The ESCC cell lines were seeded in chamber slide (NUNC Lab-TekTM, Denmark) and incubated in RPMI 1640 or DMEM medium at 37 °C in a humidified atmosphere of 5% CO2 for 1 night. The ESCC tissues were fixed as previously described [47] and embedded in tissue-freezing medium (Leica, Germany) and stored at −20 °C. Tissue sections of 5 μm were made with freezing microtome (Leica, Germany). The immunofluorescence staining for ESCC cells and tissue were performed as previously described [47]. Samples were observed using a confocal microscope (Nikon, Japan).

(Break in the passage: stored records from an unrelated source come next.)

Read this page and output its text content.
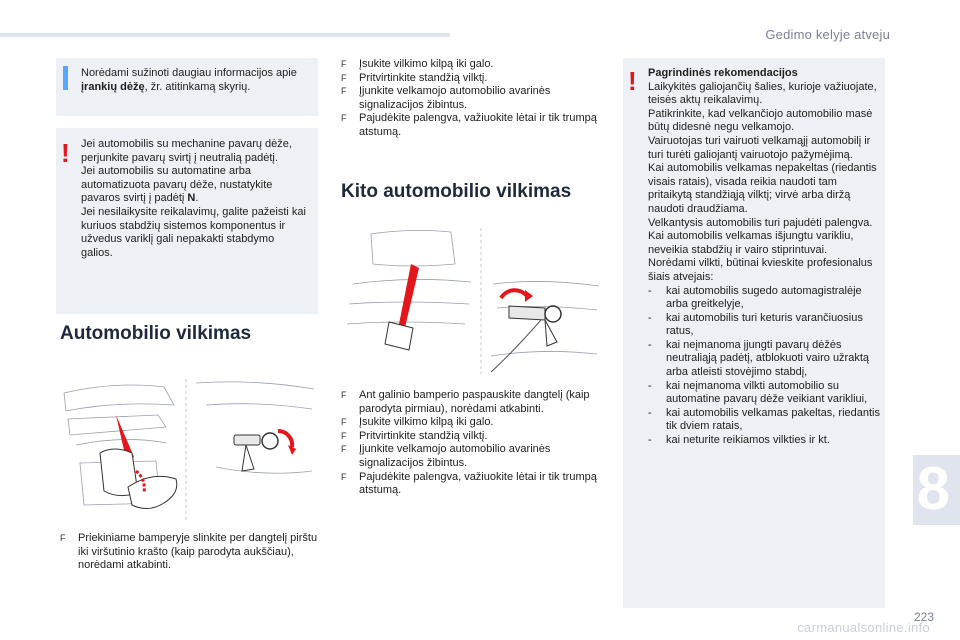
Gedimo kelyje atveju
Norėdami sužinoti daugiau informacijos apie įrankių dėžę, žr. atitinkamą skyrių.
! Jei automobilis su mechanine pavarų dėže, perjunkite pavarų svirtį į neutralią padėtį.
Jei automobilis su automatine arba automatizuota pavarų dėže, nustatykite pavaros svirtį į padėtį N.
Jei nesilaikysite reikalavimų, galite pažeisti kai kuriuos stabdžių sistemos komponentus ir užvedus variklį gali nepakakti stabdymo galios.
Automobilio vilkimas
F	Priekiniame bamperyje slinkite per dangtelį pirštu iki viršutinio krašto (kaip parodyta aukščiau), norėdami atkabinti.
F	Įsukite vilkimo kilpą iki galo.
F	Pritvirtinkite standžią vilktį.
F	Įjunkite velkamojo automobilio avarinės signalizacijos žibintus.
F	Pajudėkite palengva, važiuokite lėtai ir tik trumpą atstumą.
Kito automobilio vilkimas
F	Ant galinio bamperio paspauskite dangtelį (kaip parodyta pirmiau), norėdami atkabinti.
F	Įsukite vilkimo kilpą iki galo.
F	Pritvirtinkite standžią vilktį.
F	Įjunkite velkamojo automobilio avarinės signalizacijos žibintus.
F	Pajudėkite palengva, važiuokite lėtai ir tik trumpą atstumą.
! Pagrindinės rekomendacijos
Laikykitės galiojančių šalies, kurioje važiuojate, teisės aktų reikalavimų.
Patikrinkite, kad velkančiojo automobilio masė būtų didesnė negu velkamojo.
Vairuotojas turi vairuoti velkamąjį automobilį ir turi turėti galiojantį vairuotojo pažymėjimą.
Kai automobilis velkamas nepakeltas (riedantis visais ratais), visada reikia naudoti tam pritaikytą standžiąją vilktį; virvė arba diržą naudoti draudžiama.
Velkantysis automobilis turi pajudėti palengva.
Kai automobilis velkamas išjungtu varikliu, neveikia stabdžių ir vairo stiprintuvai.
Norėdami vilkti, būtinai kvieskite profesionalus šiais atvejais:
- kai automobilis sugedo automagistralėje arba greitkelyje,
- kai automobilis turi keturis varančiuosius ratus,
- kai neįmanoma įjungti pavarų dėžės neutraliąją padėtį, atblokuoti vairo užraktą arba atleisti stovėjimo stabdį,
- kai neįmanoma vilkti automobilio su automatine pavarų dėže veikiant varikliui,
- kai automobilis velkamas pakeltas, riedantis tik dviem ratais,
- kai neturite reikiamos vilkties ir kt.
8
223
carmanualsonline.info
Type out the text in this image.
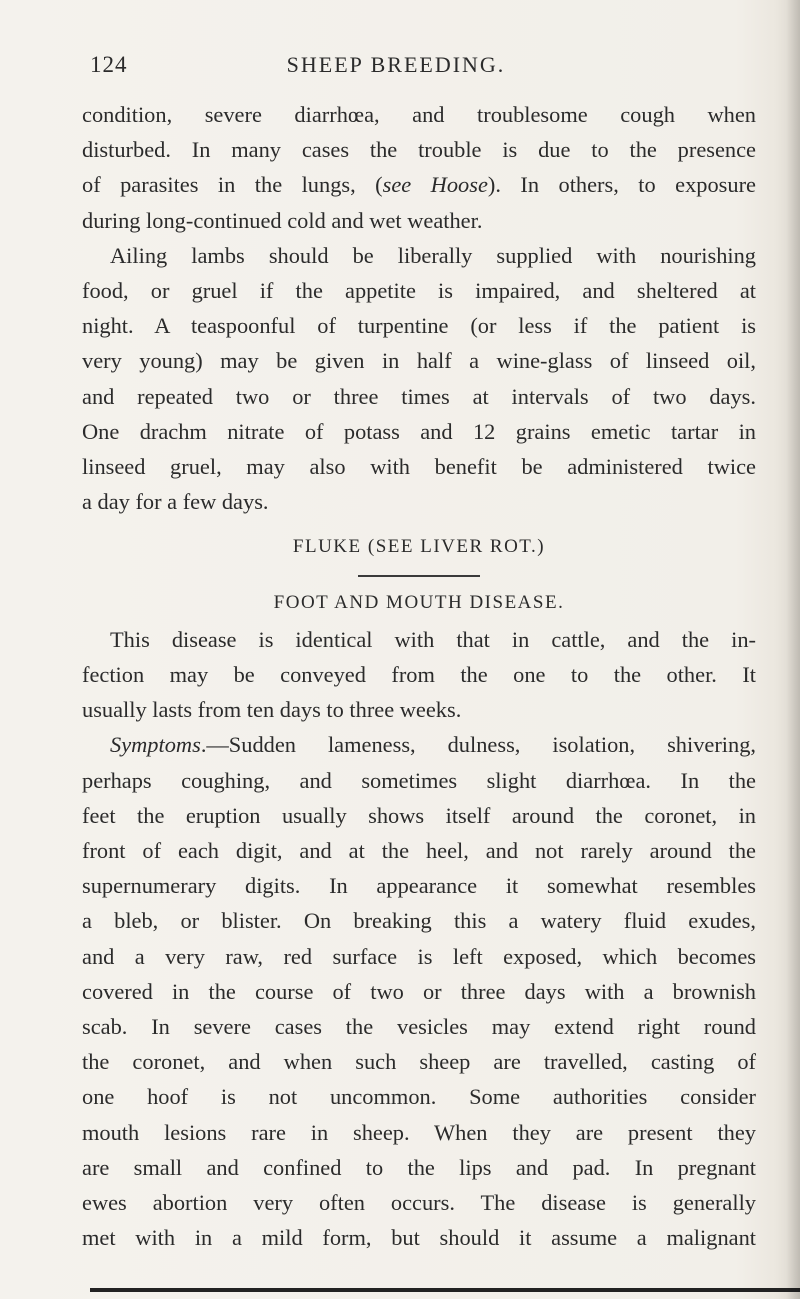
124	SHEEP BREEDING.
condition, severe diarrhœa, and troublesome cough when
disturbed. In many cases the trouble is due to the presence
of parasites in the lungs, (see Hoose). In others, to exposure
during long-continued cold and wet weather.
Ailing lambs should be liberally supplied with nourishing
food, or gruel if the appetite is impaired, and sheltered at
night. A teaspoonful of turpentine (or less if the patient is
very young) may be given in half a wine-glass of linseed oil,
and repeated two or three times at intervals of two days.
One drachm nitrate of potass and 12 grains emetic tartar in
linseed gruel, may also with benefit be administered twice
a day for a few days.
FLUKE (SEE LIVER ROT.)
FOOT AND MOUTH DISEASE.
This disease is identical with that in cattle, and the in-
fection may be conveyed from the one to the other. It
usually lasts from ten days to three weeks.
Symptoms.—Sudden lameness, dulness, isolation, shivering,
perhaps coughing, and sometimes slight diarrhœa. In the
feet the eruption usually shows itself around the coronet, in
front of each digit, and at the heel, and not rarely around the
supernumerary digits. In appearance it somewhat resembles
a bleb, or blister. On breaking this a watery fluid exudes,
and a very raw, red surface is left exposed, which becomes
covered in the course of two or three days with a brownish
scab. In severe cases the vesicles may extend right round
the coronet, and when such sheep are travelled, casting of
one hoof is not uncommon. Some authorities consider
mouth lesions rare in sheep. When they are present they
are small and confined to the lips and pad. In pregnant
ewes abortion very often occurs. The disease is generally
met with in a mild form, but should it assume a malignant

Transient transfection and establishment of stable cell lines

For transient transfection of ESCC cell lines, si-LPCAT1 RNAs and negative control RNAs were synthesized (GenePharma, Shanghai, China) and transfected into cells using the Lipofectamine 2000 Kit (Thermo Fisher, CA, USA) according to the manufacturer’s instructions. The sequences of siRNA are listed in Supplementary Table 2. The cells were harvested for western blot after a 48-h transfection. To produce cell lines with a stable expression of the LPCAT1 knockdown construct, TE1 and EC9706 cells were infected with shLPCAT1 or shNC viruses. The shLPCAT1 lentiviral particles was prepared by selecting the siRNA sequence—from among two si-LPCAT1 RNAs—that could efficiently knock down LPCAT1 expression. After selection with puromycin, cells with stable transfection were used for further experiments.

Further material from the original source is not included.